Он сел. Поднял руки. Вдохнул. И… забыл всё.
Не первую ноту. Не первый аккорд. Он забыл, что такое музыка. Он забыл, где у рояля клавиши. Он забыл, как зовут Бетховена. Он забыл Иркутск, маму, бабушку, корову, проданную за рояль, и даже имя своей несчастной любви. В голове билось только одно: «Она смотрит. Она слышит. Она ненавидит».
Денис нажал первую клавишу. Потом вторую. Потом пятую, одиннадцатую и сорок вторую. Пальцы его — те самые стальные когти, воспитанные сибирским упрямством — дрожали как осиновые листья в иркутскую позёмку. Из-под них вылезал звук, похожий на крик новорождённого, которого окунули в ледяную прорубь, а потом бросили на съедение волкам.
Он сыграл двенадцать тактов «Лунной сонаты» в той манере, которую позже музыкальные критики назвали бы «конвульсивным расстрелом рояля под аккомпанемент кишечной колики и неистовым испражнением». А потом замер.
В зале было тихо. Слишком тихо. Так тихо, что было слышно, как в Иркутске лопаются от мороза мячи.
Денис поднял глаза. Алиса смотрела на него. И на её губах… она улыбалась?
Нет. Она не улыбалась. Она кривилась. Это была жалость. Страшная, всеобъемлющая, брезгливая жалость. Такая жалость бывает у людей, которые видят раздавленного котёнка на морозе и не могут пройти мимо, но и помочь не могут — потому что котёнок уже всё.
Алиса медленно покачала головой. Сложила губы в одно слово. Денис прочитал его по движению губ, потому что звуков вокруг уже не существовало — даже часы остановились от стыда.
— Бедненький, — сказала Алиса. — Ты не пианист. Ты… ошибка природы. Из Иркутска. Их там вообще не учат музыке — только выживать. А ты не научился ни тому, ни другому.

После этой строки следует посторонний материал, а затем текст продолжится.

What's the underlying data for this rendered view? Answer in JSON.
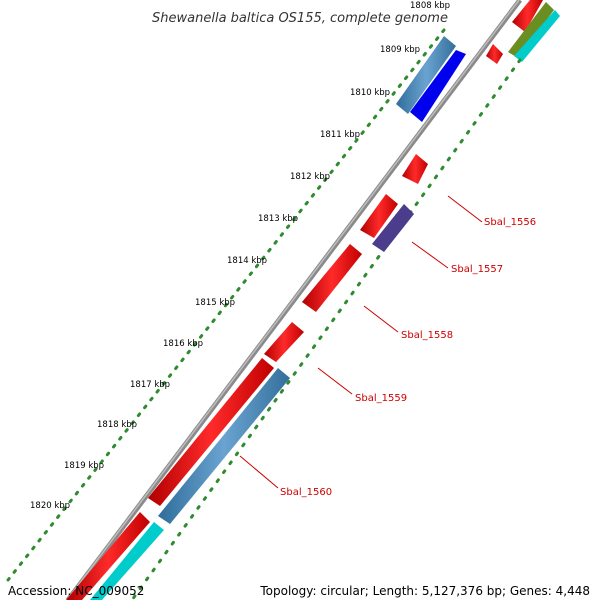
{
  "title": "Shewanella baltica OS155, complete genome",
  "ticks": [
    "1808 kbp",
    "1809 kbp",
    "1810 kbp",
    "1811 kbp",
    "1812 kbp",
    "1813 kbp",
    "1814 kbp",
    "1815 kbp",
    "1816 kbp",
    "1817 kbp",
    "1818 kbp",
    "1819 kbp",
    "1820 kbp"
  ],
  "genes": [
    {
      "label": "Sbal_1556",
      "color": "#ff0000"
    },
    {
      "label": "Sbal_1557",
      "color": "#4b3c8c"
    },
    {
      "label": "Sbal_1558",
      "color": "#ff0000"
    },
    {
      "label": "Sbal_1559",
      "color": "#ff0000"
    },
    {
      "label": "Sbal_1560",
      "color": "#ff0000"
    }
  ],
  "colors": {
    "backbone": "#888888",
    "cds_forward": "#ff0000",
    "cds_reverse_blue": "#4682b4",
    "cds_cyan": "#00cccc",
    "cds_dark_blue": "#0000ee",
    "cds_olive": "#6b8e23",
    "cds_purple": "#4b3c8c",
    "gc_skew_dots": "#2e8b2e",
    "label_color": "#cc0000"
  },
  "footer": {
    "accession": "Accession: NC_009052",
    "summary": "Topology: circular; Length: 5,127,376 bp; Genes: 4,448"
  }
}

И вышла из зала. Навсегда. Даже не оглянулась.
Часть четвёртая: тьма и её ноты по-сибирски
Денис не пошёл за ней. Он сидел за роялем два часа. Директор боялся подойти. Учителя шептались, что «иркутский медведь сломался». Мама пыталась подойти, но Денис так посмотрел, что мама вспомнила все сибирские приметы и решила не рисковать.

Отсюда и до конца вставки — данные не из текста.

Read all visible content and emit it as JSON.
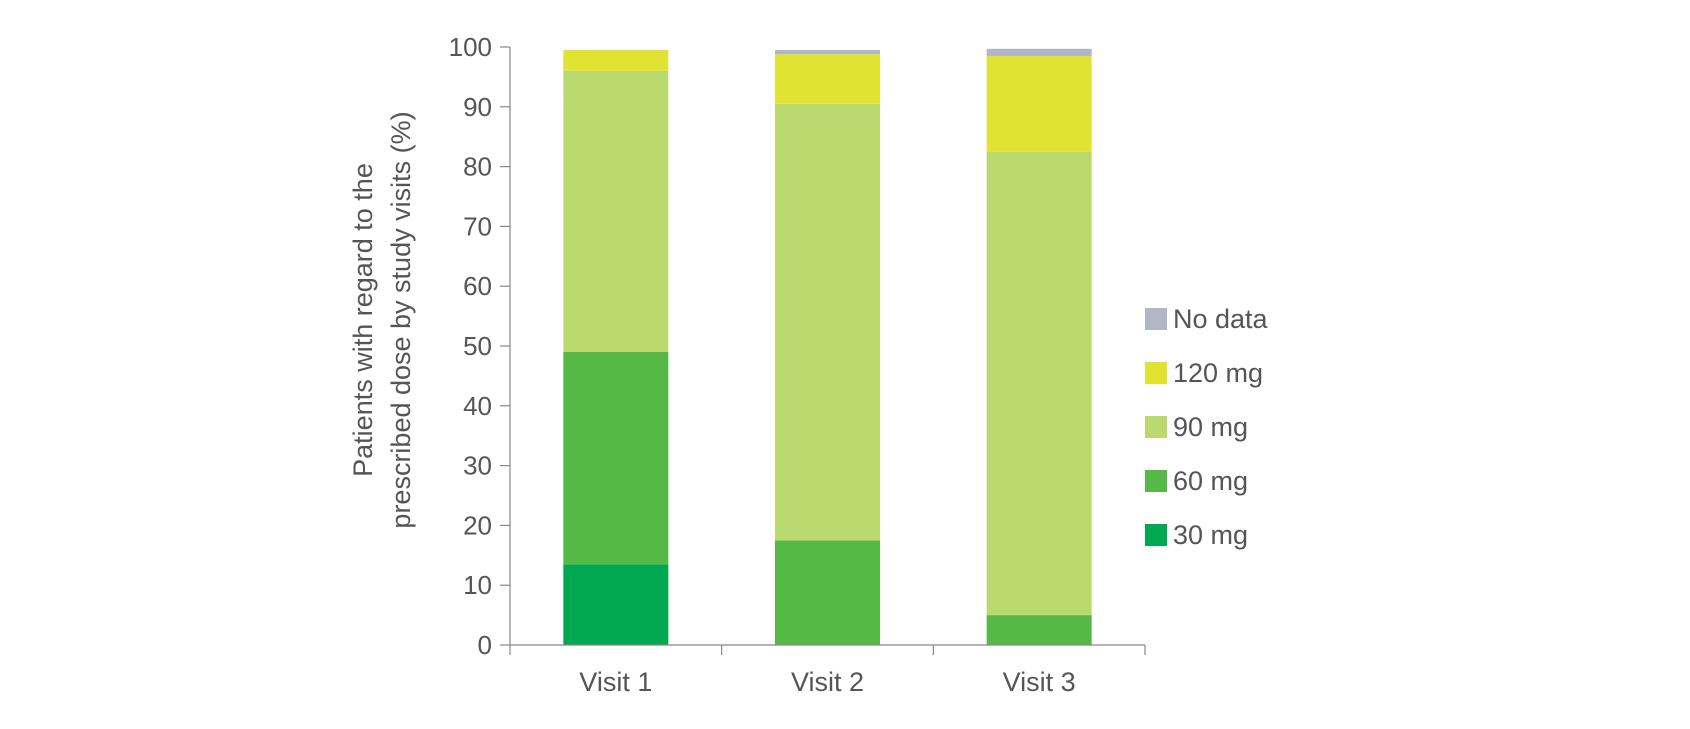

Ночью Денис вернулся в коммуналку. Сел на подоконник. Смотрел на московские огни, которые даже не пытались ему подмигнуть — стыдно было за него перед столицей.

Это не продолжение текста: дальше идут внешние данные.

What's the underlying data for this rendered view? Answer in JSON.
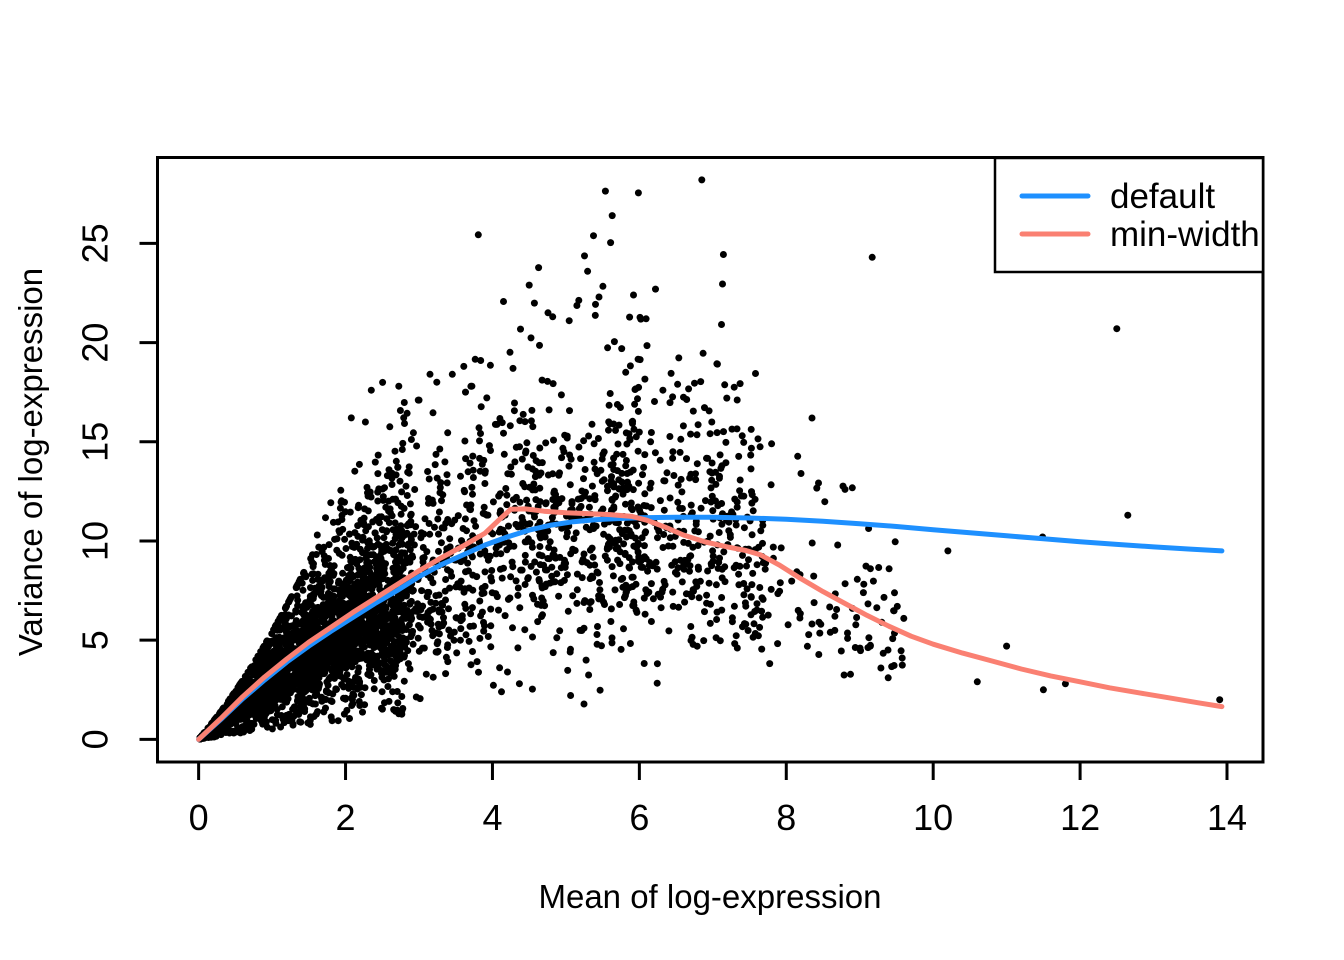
{
  "chart_data": {
    "type": "scatter",
    "title": "",
    "xlabel": "Mean of log-expression",
    "ylabel": "Variance of log-expression",
    "x_ticks": [
      0,
      2,
      4,
      6,
      8,
      10,
      12,
      14
    ],
    "y_ticks": [
      0,
      5,
      10,
      15,
      20,
      25
    ],
    "x_range": [
      -0.56,
      14.49
    ],
    "y_range": [
      -1.14,
      29.33
    ],
    "grid": false,
    "background_color": "#ffffff",
    "axis_color": "#000000",
    "point_color": "#000000",
    "legend": {
      "position": "topright",
      "items": [
        {
          "label": "default",
          "color": "#1e90ff"
        },
        {
          "label": "min-width",
          "color": "#fa8072"
        }
      ]
    },
    "series": [
      {
        "name": "default",
        "color": "#1e90ff",
        "points": [
          [
            0,
            0
          ],
          [
            0.3,
            1.0
          ],
          [
            0.6,
            2.05
          ],
          [
            0.9,
            3.0
          ],
          [
            1.2,
            3.9
          ],
          [
            1.5,
            4.7
          ],
          [
            1.8,
            5.45
          ],
          [
            2.1,
            6.15
          ],
          [
            2.4,
            6.85
          ],
          [
            2.7,
            7.5
          ],
          [
            3,
            8.2
          ],
          [
            3.3,
            8.8
          ],
          [
            3.6,
            9.3
          ],
          [
            3.9,
            9.8
          ],
          [
            4.2,
            10.2
          ],
          [
            4.5,
            10.55
          ],
          [
            4.8,
            10.8
          ],
          [
            5.1,
            10.97
          ],
          [
            5.4,
            11.07
          ],
          [
            5.7,
            11.13
          ],
          [
            6,
            11.17
          ],
          [
            6.5,
            11.2
          ],
          [
            7,
            11.2
          ],
          [
            7.5,
            11.16
          ],
          [
            8,
            11.1
          ],
          [
            8.5,
            11.0
          ],
          [
            9,
            10.87
          ],
          [
            9.5,
            10.73
          ],
          [
            10,
            10.57
          ],
          [
            10.5,
            10.42
          ],
          [
            11,
            10.26
          ],
          [
            11.5,
            10.11
          ],
          [
            12,
            9.96
          ],
          [
            12.5,
            9.83
          ],
          [
            13,
            9.7
          ],
          [
            13.5,
            9.59
          ],
          [
            13.93,
            9.5
          ]
        ]
      },
      {
        "name": "min-width",
        "color": "#fa8072",
        "points": [
          [
            0,
            0
          ],
          [
            0.3,
            1.05
          ],
          [
            0.6,
            2.15
          ],
          [
            0.9,
            3.15
          ],
          [
            1.2,
            4.05
          ],
          [
            1.5,
            4.9
          ],
          [
            1.8,
            5.65
          ],
          [
            2.1,
            6.4
          ],
          [
            2.4,
            7.1
          ],
          [
            2.7,
            7.8
          ],
          [
            3,
            8.5
          ],
          [
            3.3,
            9.15
          ],
          [
            3.6,
            9.75
          ],
          [
            3.9,
            10.4
          ],
          [
            4.1,
            11.1
          ],
          [
            4.25,
            11.6
          ],
          [
            4.45,
            11.62
          ],
          [
            4.7,
            11.5
          ],
          [
            5,
            11.42
          ],
          [
            5.3,
            11.38
          ],
          [
            5.6,
            11.33
          ],
          [
            5.9,
            11.24
          ],
          [
            6.1,
            11.05
          ],
          [
            6.35,
            10.7
          ],
          [
            6.6,
            10.3
          ],
          [
            6.9,
            9.95
          ],
          [
            7.2,
            9.7
          ],
          [
            7.45,
            9.52
          ],
          [
            7.65,
            9.3
          ],
          [
            7.9,
            8.8
          ],
          [
            8.2,
            8.1
          ],
          [
            8.5,
            7.45
          ],
          [
            8.8,
            6.85
          ],
          [
            9.1,
            6.25
          ],
          [
            9.4,
            5.7
          ],
          [
            9.7,
            5.2
          ],
          [
            10,
            4.8
          ],
          [
            10.4,
            4.35
          ],
          [
            10.8,
            3.95
          ],
          [
            11.2,
            3.55
          ],
          [
            11.6,
            3.2
          ],
          [
            12,
            2.9
          ],
          [
            12.4,
            2.6
          ],
          [
            12.8,
            2.35
          ],
          [
            13.2,
            2.1
          ],
          [
            13.6,
            1.85
          ],
          [
            13.93,
            1.65
          ]
        ]
      }
    ],
    "scatter_outliers": [
      [
        6.85,
        28.2
      ],
      [
        5.63,
        26.4
      ],
      [
        9.17,
        24.3
      ],
      [
        4.5,
        22.9
      ],
      [
        5.92,
        22.4
      ],
      [
        5.45,
        22.3
      ],
      [
        4.82,
        21.3
      ],
      [
        12.5,
        20.7
      ],
      [
        5.76,
        19.7
      ],
      [
        3.84,
        19.1
      ],
      [
        3.61,
        18.8
      ],
      [
        4.28,
        18.7
      ],
      [
        6.52,
        17.9
      ],
      [
        3.72,
        17.8
      ],
      [
        6.32,
        17.6
      ],
      [
        7.19,
        17.2
      ],
      [
        3.15,
        18.4
      ],
      [
        3.0,
        17.1
      ],
      [
        2.35,
        17.6
      ],
      [
        2.27,
        16.0
      ],
      [
        8.35,
        16.2
      ],
      [
        7.8,
        14.9
      ],
      [
        7.4,
        15.3
      ],
      [
        6.6,
        15.8
      ],
      [
        8.8,
        12.6
      ],
      [
        8.2,
        13.4
      ],
      [
        12.65,
        11.3
      ],
      [
        11.49,
        10.2
      ],
      [
        10.2,
        9.5
      ],
      [
        9.05,
        7.4
      ],
      [
        9.6,
        6.1
      ],
      [
        9.3,
        5.9
      ],
      [
        8.9,
        6.6
      ],
      [
        8.6,
        5.4
      ],
      [
        8.7,
        9.8
      ],
      [
        9.4,
        8.6
      ],
      [
        11.0,
        4.7
      ],
      [
        10.6,
        2.9
      ],
      [
        11.5,
        2.5
      ],
      [
        11.8,
        2.8
      ],
      [
        13.9,
        2.0
      ]
    ],
    "scatter_cloud": {
      "description": "dense cloud of ~4800 gene points: solid wedge from origin fanning around the trend, bulk at mean 0-6, sparse tail to 9.6",
      "seed": 20,
      "n": 4800,
      "sigma": 0.33,
      "bias": -0.05,
      "point_radius": 3.5
    }
  }
}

— Знаешь, — сказал он в пустоту, обращаясь к далёкому Иркутску, где, наверное, сейчас выли собаки. — Я ведь никогда не хотел быть пианистом. Я хотел забивать голы. На морозе. В валенках. Чтобы тренер матерился, а потом мы пили чай с бубликами. А она… она даже не футбольная болельщица. Она — музыка. А я — тот, кто эту музыку хоронит. Как в Иркутске хоронят надежды — без слёз, без надежд.
Он снял с полки томик Шопена, купленный на бабушкину пенсию. Полистал. Закрыл. И заплакал. Не так, как плачут герои в кино — красиво, с одной слезой по щеке под скрипку. А так, как иногда, очень очень редко, плачут в Сибири: громко, с соплями, с всхлипами, с ударами кулаком в стену, с проклятиями в адрес Бетховена и его «лунной» тоски.
— Я никогда не буду любим, — прошептал Денис. — Потому что я умею только разрушать. Я разрушаю рояли. Я разрушаю музыку. Я разрушаю надежды. Я из Иркутска — там вообще ничего не строят, кроме лагерей и гробов. Я — гробовщик музыки. Я играю так, что ноты умирают раньше, чем их написали. Я — могильщик с пианино. Марка «Гробвэй». Сибирский стандарт.
Он подошёл к роялю — тому самому «Красному Октябрю», привезённому из Иркутска. Открыл крышку. И сыграл последний аккорд — диссонирующий, страшный, похожий на звук забиваемого гроба в промёрзшую землю. Соседи не постучали. Они тоже плакали.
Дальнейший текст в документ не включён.